Subject to some variations related to team and function, the principles of the plan are to give a much greater degree of flexibility over how, where and, to a degree, when team members will work. This was consulted on and bought into by the team. Whilst most have actually enjoyed the experience of working from home and, in particular the togetherness that the company-wide video sessions have fostered, there is also a growing appetite for some much missed face to face time. 

In readiness for more office-based time, we have also moved quickly to reconfigure our office base. The fixed office spaces that we had in Manchester and Birmingham have been replaced with a more flexible ‘lounge membership’ of the serviced offices we were working from. In London, the change has been more radical. We have swapped floors within our building to an area half the size and are currently reconfiguring the space to suit a new way of working. 

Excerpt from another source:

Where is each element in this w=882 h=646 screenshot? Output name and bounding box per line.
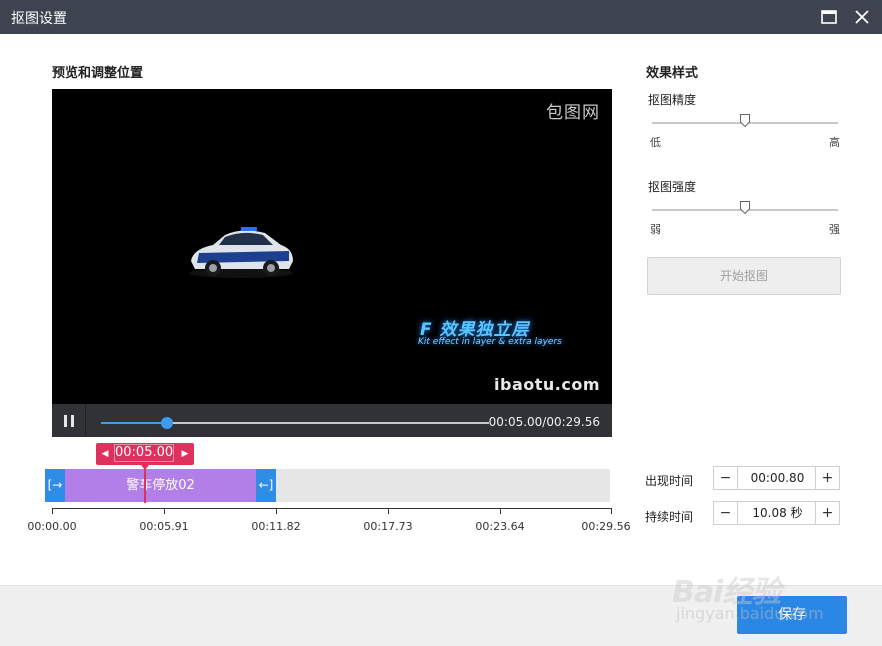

In my April piece I mooted that the thing that we were missing most from not being in an office was interaction with fellow colleagues to build bonds and develop rapport. The next most important element is collaboration. Whilst much of this can happen digitally/remotely, some of the magic is lost when you’re not face to face. The pure act of working, doing the day job, can, by and large, happen anywhere. However, there are some amongst the team who can work more effectively away from their home environment, especially younger staff or house sharers. 

As a result, we are providing a mix of spaces with the emphasis on space for interacting and collaborating with space for working taking up less than half of the floor. We want to make the office a lively and exciting space where a trip to the office becomes something of an event, something to be looked forward to and an opportunity to catch up with colleagues and make very best use of the time together. 

As I noted, this isn’t so radical in the grander scheme of things, but for an SME with some great people, making the working day as enjoyable and effective as possible is a really key part of attracting and retaining more great people. 

And, why do we want to work with a team of great people? Because they help us do great things with our partners across the country and deliver some amazing projects. And, delivering these projects benefits communities directly and indirectly, creating new jobs, stimulating economies and delivering social value. 

In practice, that’s what actually motivates our team; doing great things for partners and their communities across the country and delivering exciting projects. Our Smarter Working Plan is no more than a tool to help us get the best from the time we’re working; the means not the end. 

How’s it going? Check back next year to see, CV19 permitting, how the new arrangements are working.